Perhaps it’s time to reacquaint with Alexis de Tocqueville, that guy you recall from high school U.S. history taught by the basketball coach. No wonder your recollection is foggy. So is mine.
Tocqueville wrote about us when there was sufficient perspective for his observations to have meaning. He was, after all, a European and our revolution (and his) was at least a generation behind them. Tocqueville’s Democracy in America appeared in two volumes in 1835/1840, at the heart of the Jacksonian Era. America was yet in the throes of inventing itself; self-birth has got to be painful. I wonder what parallels might be made between the 1840s and the 2000-teens, which is to say, What would Tocqueville make of us now?
The image above isn’t some family reunion of the late-summer sort, siblings sipping beers while cousins cavort in the late afternoon stillness and heat. This is something else; something troubling that Tocqueville would have noted. This is a picture of democracy still being born.
Leith is a town with sixteen inhabitants (according to the 2010 census) situated in Grant County in south-central North Dakota; a place where real estate goes begging and it’s a buyers market. Enter the American Nazi Party, intent on establishing a “White’s Only” enclave—it would soil the word “community” to have used it in this context—by snarfing up all the properties available for literally pennies. North Dakotans are hardy people; isolation and extreme weather have made us that way. Remember a few years ago when Rand-McNally published a U.S. atlas that neglected to include North Dakota? That sort of treatment can make you cranky. There’s a wide streak of cantankerousness hereabouts that 1) demands its Second Amendment Rights, while simultaneously 2) clinging to boldly Socialist institutions like a state-owned bank and a state-owned mill and elevator, all the while not seeing any conflict inherent in these contradictions.

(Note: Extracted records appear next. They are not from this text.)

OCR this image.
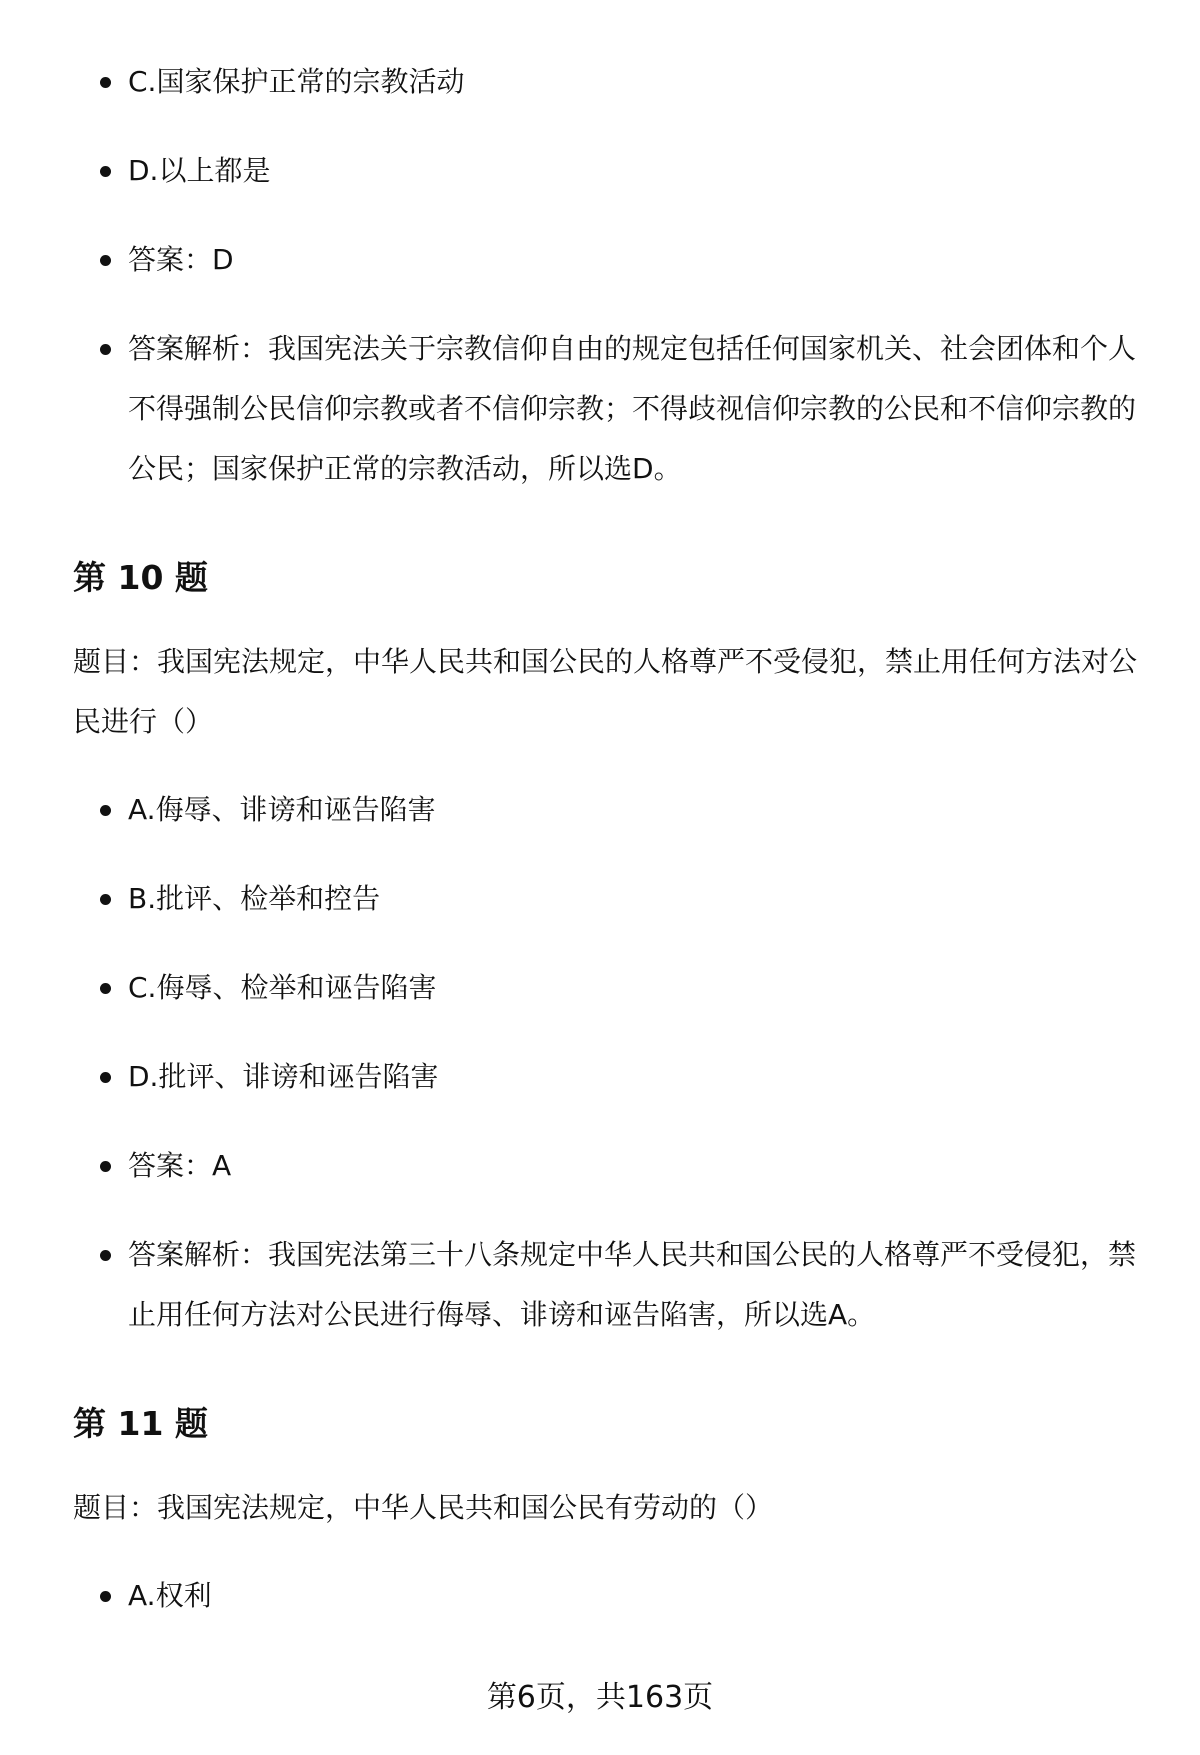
C.国家保护正常的宗教活动
D.以上都是
答案：D
答案解析：我国宪法关于宗教信仰自由的规定包括任何国家机关、社会团体和个人不得强制公民信仰宗教或者不信仰宗教；不得歧视信仰宗教的公民和不信仰宗教的公民；国家保护正常的宗教活动，所以选D。
第 10 题

题目：我国宪法规定，中华人民共和国公民的人格尊严不受侵犯，禁止用任何方法对公民进行（）

A.侮辱、诽谤和诬告陷害
B.批评、检举和控告
C.侮辱、检举和诬告陷害
D.批评、诽谤和诬告陷害
答案：A
答案解析：我国宪法第三十八条规定中华人民共和国公民的人格尊严不受侵犯，禁止用任何方法对公民进行侮辱、诽谤和诬告陷害，所以选A。
第 11 题

题目：我国宪法规定，中华人民共和国公民有劳动的（）

A.权利
第6页，共163页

Now, I don’t think Agincourt is ripe for a similar take-over. But I do hope there might be a comparable independence among its citizens. And that its patterns of association and assembly would be worthy of Alexis de Tocqueville’s discerning eye and discriminate pen.

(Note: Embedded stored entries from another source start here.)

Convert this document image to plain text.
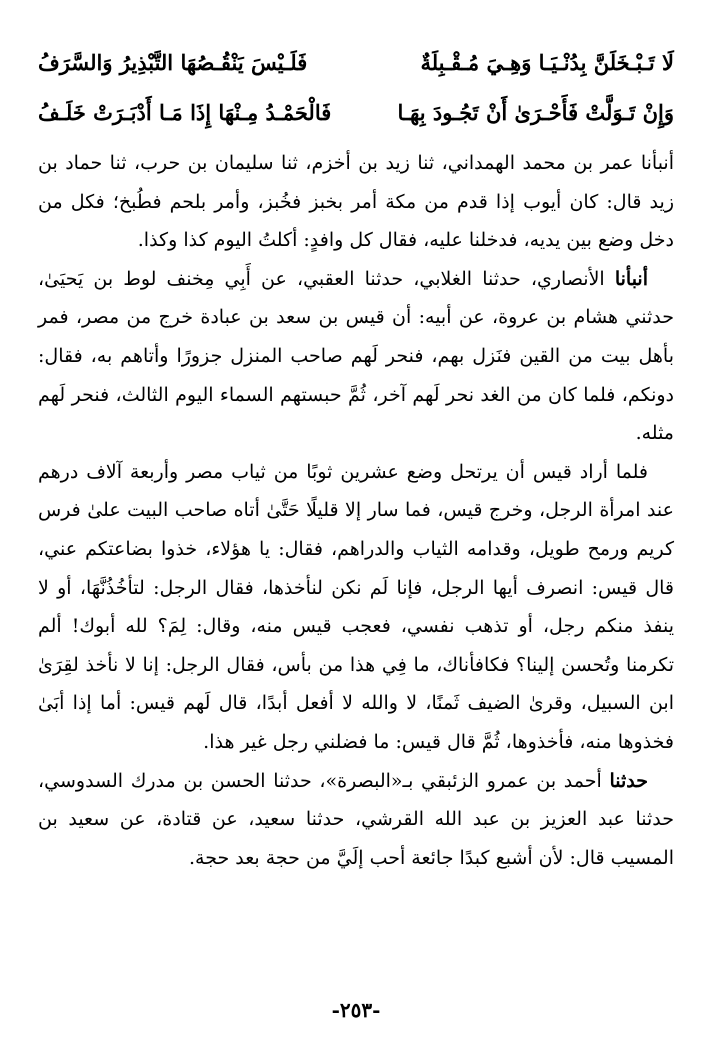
لَا تَـبْـخَلَنَّ بِدُنْـيَـا وَهِـيَ مُـقْـبِلَةٌ
فَلَـيْسَ يَنْقُـصُهَا التَّبْذِيرُ وَالسَّرَفُ
وَإِنْ تَـوَلَّتْ فَأَحْـرَىٰ أَنْ تَجُـودَ بِهَـا
فَالْحَمْـدُ مِـنْهَا إِذَا مَـا أَدْبَـرَتْ خَلَـفُ

أنبأنا عمر بن محمد الهمداني، ثنا زيد بن أخزم، ثنا سليمان بن حرب، ثنا حماد بن زيد قال: كان أيوب إذا قدم من مكة أمر بخبز فخُبز، وأمر بلحم فطُبخ؛ فكل من دخل وضع بين يديه، فدخلنا عليه، فقال كل وافدٍ: أكلتُ اليوم كذا وكذا.

أنبأنا الأنصاري، حدثنا الغلابي، حدثنا العقبي، عن أَبِي مِخنف لوط بن يَحيَىٰ، حدثني هشام بن عروة، عن أبيه: أن قيس بن سعد بن عبادة خرج من مصر، فمر بأهل بيت من القين فنَزل بهم، فنحر لَهم صاحب المنزل جزورًا وأتاهم به، فقال: دونكم، فلما كان من الغد نحر لَهم آخر، ثُمَّ حبستهم السماء اليوم الثالث، فنحر لَهم مثله.

فلما أراد قيس أن يرتحل وضع عشرين ثوبًا من ثياب مصر وأربعة آلاف درهم عند امرأة الرجل، وخرج قيس، فما سار إلا قليلًا حَتَّىٰ أتاه صاحب البيت علىٰ فرس كريم ورمح طويل، وقدامه الثياب والدراهم، فقال: يا هؤلاء، خذوا بضاعتكم عني، قال قيس: انصرف أيها الرجل، فإنا لَم نكن لنأخذها، فقال الرجل: لتأخُذُنَّهَا، أو لا ينفذ منكم رجل، أو تذهب نفسي، فعجب قيس منه، وقال: لِمَ؟ لله أبوك! ألم تكرمنا وتُحسن إلينا؟ فكافأناك، ما فِي هذا من بأس، فقال الرجل: إنا لا نأخذ لقِرَىٰ ابن السبيل، وقرىٰ الضيف ثَمنًا، لا والله لا أفعل أبدًا، قال لَهم قيس: أما إذا أبَىٰ فخذوها منه، فأخذوها، ثُمَّ قال قيس: ما فضلني رجل غير هذا.

حدثنا أحمد بن عمرو الزئبقي بـ«البصرة»، حدثنا الحسن بن مدرك السدوسي، حدثنا عبد العزيز بن عبد الله القرشي، حدثنا سعيد، عن قتادة، عن سعيد بن المسيب قال: لأن أشبع كبدًا جائعة أحب إلَيَّ من حجة بعد حجة.

-٢٥٣-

Homecoming and its Cohorts
Tocqueville was captivated by the tendency of Americans to associate at the drop of a pin. We form, reform and unform, cluster and scatter with such rapidity that sociologists are hard-put to keep track, let alone take stock. In a typical year in Agincourt, how many gatherings will have brought together people variously of like mind and similar intention? My friend Howard needs to write about some of these. Consider:
- High School Homecomings and Reunions (either year-specific or “all-school”)
- National holidays that are community oriented, such as Memorial Day, the Fourth of July/Independence Day, Labor Day (despite the anti-union sentiment so prevalent today), and
- National holidays that are more family oriented, like Thanksgiving
- Religious holidays like Easter and Christmas (despite its secularization); but where do you put New Years?
- Purely local holidays, like Founders’ Day on October 25th (celebrating the incorporation of Agincourt as well as the actual Battle of Agincourt, for which the town is named)
- Elections (local, state and national) that bring us out as “party animals” of a different sort
- School graduations (grade, high and college)
- Anniversaries (personal, i.e. birthdays and weddings; and those of businesses and institutions), especially those ending in a zero or two (50th, 100th and 150th anniversary celebrations)
- Cultural events, like sport, music, theater, art, etc.
- Protest, like the folks converging on Leith, to say that it is both American and Un-American to form a community of like-minded individuals and to protest that exclusionary process
What have I forgot? And how should we prioritize them for treatment in the narrative?